How can we execute the multiply and the FMA in parallel?  They
depend on each other.  Or is it the uarch can handle dependence
on the add operand but only when it is with a multiplication and
not a FMA in some better ways?  (I'd doubt so much complexity)

Can you explain in more detail how the uarch executes one vs. the
other case?

> > If the code fragment is in a loop, some architecture can execute
> > the latter in parallel, so the performance can be much faster than
> > the former. For the small testcase, the performance gap is over
> > 10% on both ampere1 and neoverse-n1. So the point here is to avoid
> > turning the last statement into FMA, and keep it a PLUS_EXPR as
> > much as possible. (If we are rewriting the op list into parallel,
> > no special treatment is needed, since the last statement after
> > rewrite_expr_tree_parallel will be PLUS_EXPR anyway.)
> >
> > 2. Function result_feeds_back_from_phi_p is to check for cross
> > backedge dependency. Added new enum fma_state to describe the
> > state of FMA candidates.
> >
> > With this patch, there's a 3% improvement in 510.parest_r 1-copy
> > run on ampere1. The compile options are:
> > "-Ofast -mcpu=3Dampere1 -flto --param avoid-fma-max-bits=3D512".
> >
> > Best regards,
> > Di Zhao
> >
> > ----
> >
> >          PR tree-optimization/110279
> >
> > gcc/ChangeLog:
> >
> >          * tree-ssa-reassoc.cc (enum fma_state): New enum to
> >          describe the state of FMA candidates for an op list.
> >          (rewrite_expr_tree_parallel): Changed boolean
> >          parameter to enum type.
> >          (result_feeds_back_from_phi_p): New function to check
> >          for cross backedge dependency.
> >          (rank_ops_for_fma): Return enum fma_state. Added new
> >          parameter.
> >          (reassociate_bb): If there's backedge dependency in an
> >          op list, swap the operands before rewrite_expr_tree.
> >
> > gcc/testsuite/ChangeLog:
> >
> >          * gcc.dg/pr110279.c: New test.
> Not a review, but more of a question -- isn't this transformation's
> profitability uarch sensitive.  ie, just because it's bad for a set of
> aarch64 uarches, doesn't mean it's bad everywhere.
>
> And in general we shy away from trying to adjust gimple code based on
> uarch preferences.
>
> It seems the right place to do this is gimple->rtl expansion.
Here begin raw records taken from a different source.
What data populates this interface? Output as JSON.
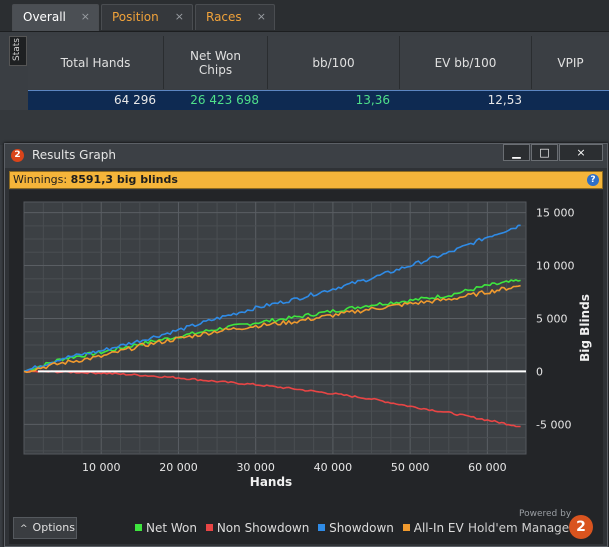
{
  "tabs": [
    {
      "label": "Overall",
      "active": true
    },
    {
      "label": "Position",
      "active": false
    },
    {
      "label": "Races",
      "active": false
    }
  ],
  "tab_close": "×",
  "stats_side_label": "Stats",
  "grid": {
    "headers": [
      "Total Hands",
      "Net Won Chips",
      "bb/100",
      "EV bb/100",
      "VPIP"
    ],
    "row": {
      "total_hands": "64 296",
      "net_won": "26 423 698",
      "bb100": "13,36",
      "ev_bb100": "12,53"
    }
  },
  "window": {
    "title": "Results Graph",
    "icon_text": "2",
    "buttons": {
      "minimize": "▁",
      "maximize": "□",
      "close": "×"
    },
    "winnings_label": "Winnings:",
    "winnings_value": "8591,3 big blinds",
    "help": "?"
  },
  "footer": {
    "options_label": "Options",
    "options_caret": "^",
    "powered_by": "Powered by",
    "brand": "Hold'em Manager",
    "brand_logo": "2"
  },
  "colors": {
    "net_won": "#3ee63e",
    "non_showdown": "#e84545",
    "showdown": "#2f8be6",
    "all_in_ev": "#f09a2e",
    "zero_line": "#ffffff"
  },
  "chart_data": {
    "type": "line",
    "xlabel": "Hands",
    "ylabel": "Big Blinds",
    "xlim": [
      0,
      65000
    ],
    "ylim": [
      -7800,
      16000
    ],
    "x_ticks": [
      10000,
      20000,
      30000,
      40000,
      50000,
      60000
    ],
    "x_tick_labels": [
      "10 000",
      "20 000",
      "30 000",
      "40 000",
      "50 000",
      "60 000"
    ],
    "y_ticks": [
      15000,
      10000,
      5000,
      0,
      -5000
    ],
    "y_tick_labels": [
      "15 000",
      "10 000",
      "5 000",
      "0",
      "-5 000"
    ],
    "grid": true,
    "legend_position": "bottom",
    "x": [
      0,
      5000,
      10000,
      15000,
      20000,
      25000,
      30000,
      35000,
      40000,
      45000,
      50000,
      55000,
      60000,
      64296
    ],
    "series": [
      {
        "name": "Net Won",
        "values": [
          0,
          1200,
          1800,
          2600,
          3300,
          4000,
          4600,
          5100,
          5700,
          6300,
          6700,
          7200,
          8100,
          8600
        ]
      },
      {
        "name": "Non Showdown",
        "values": [
          0,
          -50,
          -150,
          -350,
          -600,
          -950,
          -1250,
          -1650,
          -2100,
          -2600,
          -3300,
          -3900,
          -4600,
          -5200
        ]
      },
      {
        "name": "Showdown",
        "values": [
          0,
          1250,
          1950,
          2900,
          3900,
          5000,
          6000,
          6800,
          7800,
          8800,
          10000,
          11200,
          12700,
          13800
        ]
      },
      {
        "name": "All-In EV",
        "values": [
          0,
          800,
          1400,
          2400,
          3100,
          3800,
          4300,
          4700,
          5300,
          5900,
          6400,
          6800,
          7500,
          8100
        ]
      }
    ]
  }
}
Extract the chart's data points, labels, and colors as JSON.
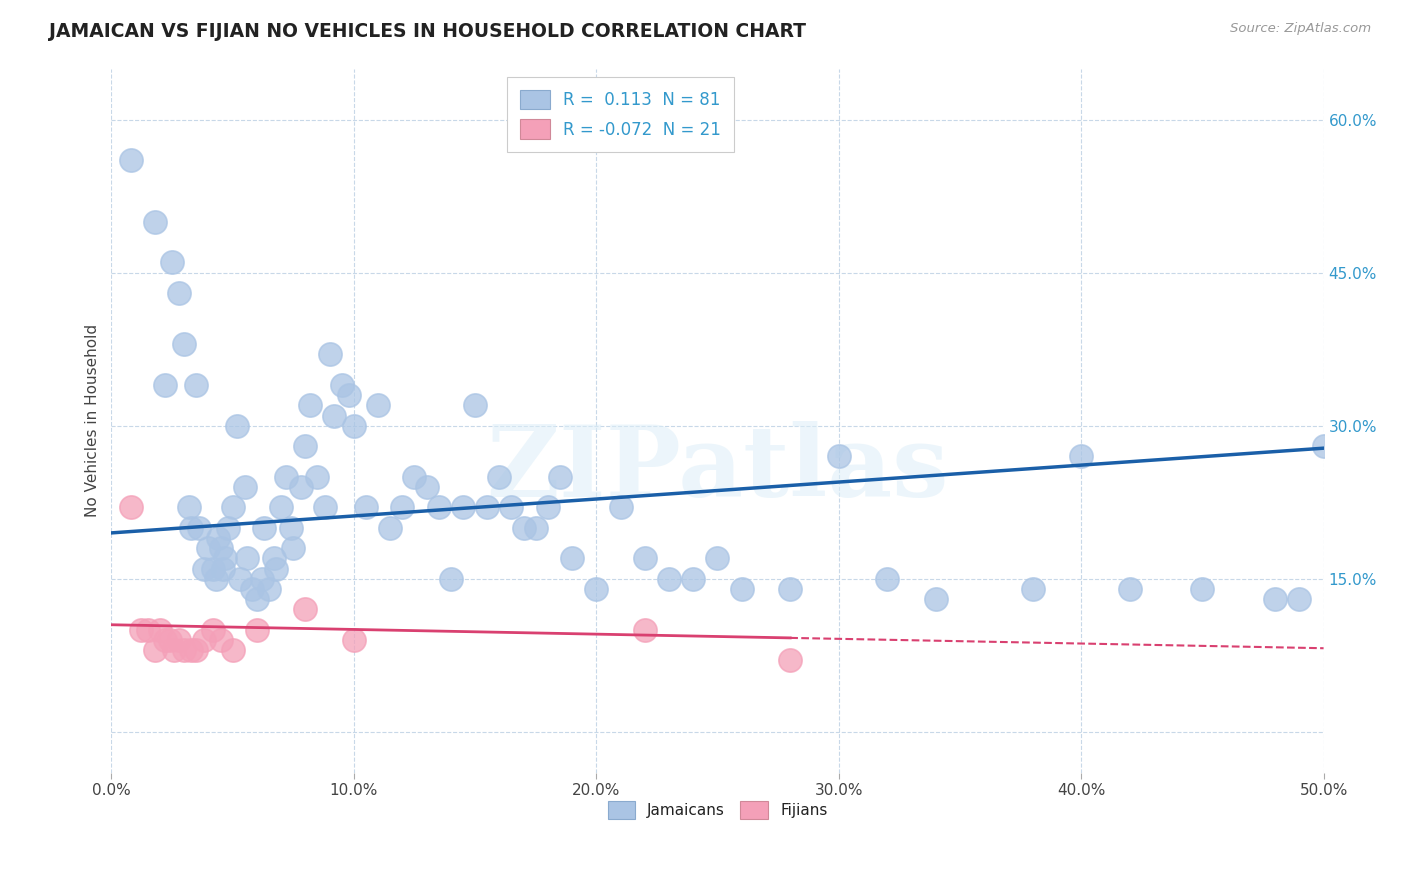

Another comment is that FMA forming has this deferring code which I
think deals exactly with this kind of thing?  CCing Martin who did this
work based on AMD uarchs also not wanting cross-loop dependences
on FMAs (or so).  In particular I see

  if (fma_state.m_deferring_p
      && fma_state.m_initial_phi)
    {
      gcc_checking_assert (fma_state.m_last_result);
      if (!last_fma_candidate_feeds_initial_phi (&fma_state,
                                                 &m_last_result_set))
        cancel_fma_deferring (&fma_state);

and I think code to avoid FMAs in other/related cases should be here
as well, like avoid forming back-to-back FMAs.

Richard.

> Jeff